Proponents of this method suggest that you check your cervix once a day at around the same time. The cervix is usually smooth and round and slightly firmer than the vagina and is found at the top of the vagina. It is best checked with one or two clean fingers, while in a squatting position
When the time of ovulation approaches, the cervix will become higher (so is therefore more difficult to reach) and generally feels softer and more open.
Many women don’t feel comfortable with assessing the state of their own cervix, so this is an ovulation symptom that is not commonly self-assessed.
Ovulation symptom: tender breasts
Only some women experience this ovulation symptom, and it’s generally thought to be a side-effect of high oestrogen levels. Women who experience breast tenderness will usually find it occurs in a similar way each month.
The effects of the oestrogen diminish significantly after ovulation however they may recur in the lead-up to menstruation.
If you suffer from breast tenderness mid-cycle, it’s worth taking note of this as an ovulation symptom, noting when it occurs and to what extent, so that you can use it in conjunction with a range of other ovulation symptoms to help you recognise your most fertile period.
Ovulation symptom: heightened senses of smell and taste
Some women report that they have a more intense experience of various smells and tastes at the time of ovulation.

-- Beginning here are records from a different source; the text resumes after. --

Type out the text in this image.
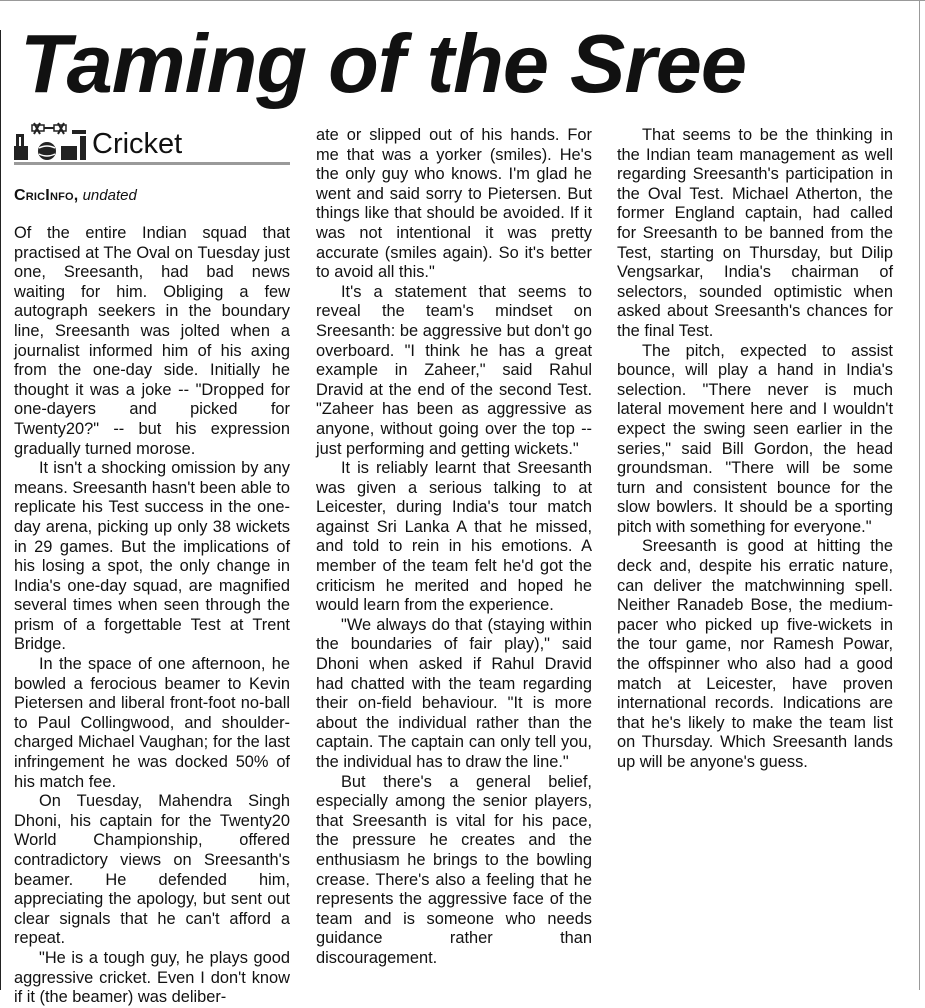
Taming of the Sree
Cricket
CricInfo, undated

Of the entire Indian squad that practised at The Oval on Tuesday just one, Sreesanth, had bad news waiting for him. Obliging a few autograph seekers in the boundary line, Sreesanth was jolted when a journalist informed him of his axing from the one-day side. Initially he thought it was a joke -- "Dropped for one-dayers and picked for Twenty20?" -- but his expression gradually turned morose.

It isn't a shocking omission by any means. Sreesanth hasn't been able to replicate his Test success in the one-day arena, picking up only 38 wickets in 29 games. But the implications of his losing a spot, the only change in India's one-day squad, are magnified several times when seen through the prism of a forgettable Test at Trent Bridge.

In the space of one afternoon, he bowled a ferocious beamer to Kevin Pietersen and liberal front-foot no-ball to Paul Collingwood, and shoulder-charged Michael Vaughan; for the last infringement he was docked 50% of his match fee.

On Tuesday, Mahendra Singh Dhoni, his captain for the Twenty20 World Championship, offered contradictory views on Sreesanth's beamer. He defended him, appreciating the apology, but sent out clear signals that he can't afford a repeat.

"He is a tough guy, he plays good aggressive cricket. Even I don't know if it (the beamer) was deliber-

ate or slipped out of his hands. For me that was a yorker (smiles). He's the only guy who knows. I'm glad he went and said sorry to Pietersen. But things like that should be avoided. If it was not intentional it was pretty accurate (smiles again). So it's better to avoid all this."

It's a statement that seems to reveal the team's mindset on Sreesanth: be aggressive but don't go overboard. "I think he has a great example in Zaheer," said Rahul Dravid at the end of the second Test. "Zaheer has been as aggressive as anyone, without going over the top -- just performing and getting wickets."

It is reliably learnt that Sreesanth was given a serious talking to at Leicester, during India's tour match against Sri Lanka A that he missed, and told to rein in his emotions. A member of the team felt he'd got the criticism he merited and hoped he would learn from the experience.

"We always do that (staying within the boundaries of fair play)," said Dhoni when asked if Rahul Dravid had chatted with the team regarding their on-field behaviour. "It is more about the individual rather than the captain. The captain can only tell you, the individual has to draw the line."

But there's a general belief, especially among the senior players, that Sreesanth is vital for his pace, the pressure he creates and the enthusiasm he brings to the bowling crease. There's also a feeling that he represents the aggressive face of the team and is someone who needs guidance rather than discouragement.

That seems to be the thinking in the Indian team management as well regarding Sreesanth's participation in the Oval Test. Michael Atherton, the former England captain, had called for Sreesanth to be banned from the Test, starting on Thursday, but Dilip Vengsarkar, India's chairman of selectors, sounded optimistic when asked about Sreesanth's chances for the final Test.

The pitch, expected to assist bounce, will play a hand in India's selection. "There never is much lateral movement here and I wouldn't expect the swing seen earlier in the series," said Bill Gordon, the head groundsman. "There will be some turn and consistent bounce for the slow bowlers. It should be a sporting pitch with something for everyone."

Sreesanth is good at hitting the deck and, despite his erratic nature, can deliver the matchwinning spell. Neither Ranadeb Bose, the medium-pacer who picked up five-wickets in the tour game, nor Ramesh Powar, the offspinner who also had a good match at Leicester, have proven international records. Indications are that he's likely to make the team list on Thursday. Which Sreesanth lands up will be anyone's guess.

Once again, this is an ovulation symptom commonly associated with raised levels of oestrogen.
When the egg has been released at the time of ovulation and oestrogen levels drop, this symptom generally fades.
Ovulation symptom: abdominal cramps (Mittelschmerz)
An estimated twenty percent of women feel a mild cramp-like abdominal pain or twinge at the time of ovulation.
This ovulation symptom has the clinical name of Mittelschmerz, which is a German phrase meaning ‘middle pain.’
The pain can last from a few minutes to a few hours and is more common in the right side of the lower abdomen, although some women report pain on both sides of the abdomen and other women report that the pain moves from side to side each month.
Several possible explanations for the ovulation symptoms of mittleschmerz include:
- the growth of follicles in the ovaries prior to ovulation
- the rupture of the ovarian wall that occurs each month at ovulation
- muscular contractions of the fallopian tube and the ovaries that occur after ovulation
Ovulation symptom: rise in basal body temperature
Immediately after ovulation, a rise in the body’s level of progesterone generates the almost universal ovulation symptom of ovulation temperature.
At this time, most women will experience a rise in their resting body temperature of around 0.5 degrees Celsius, and their temperature will remain at that level for the rest of the month.
Basal body temperature is best measured first thing in the morning, before you get out of bed, using an accurate thermometer and recording your temperature on a chart each day.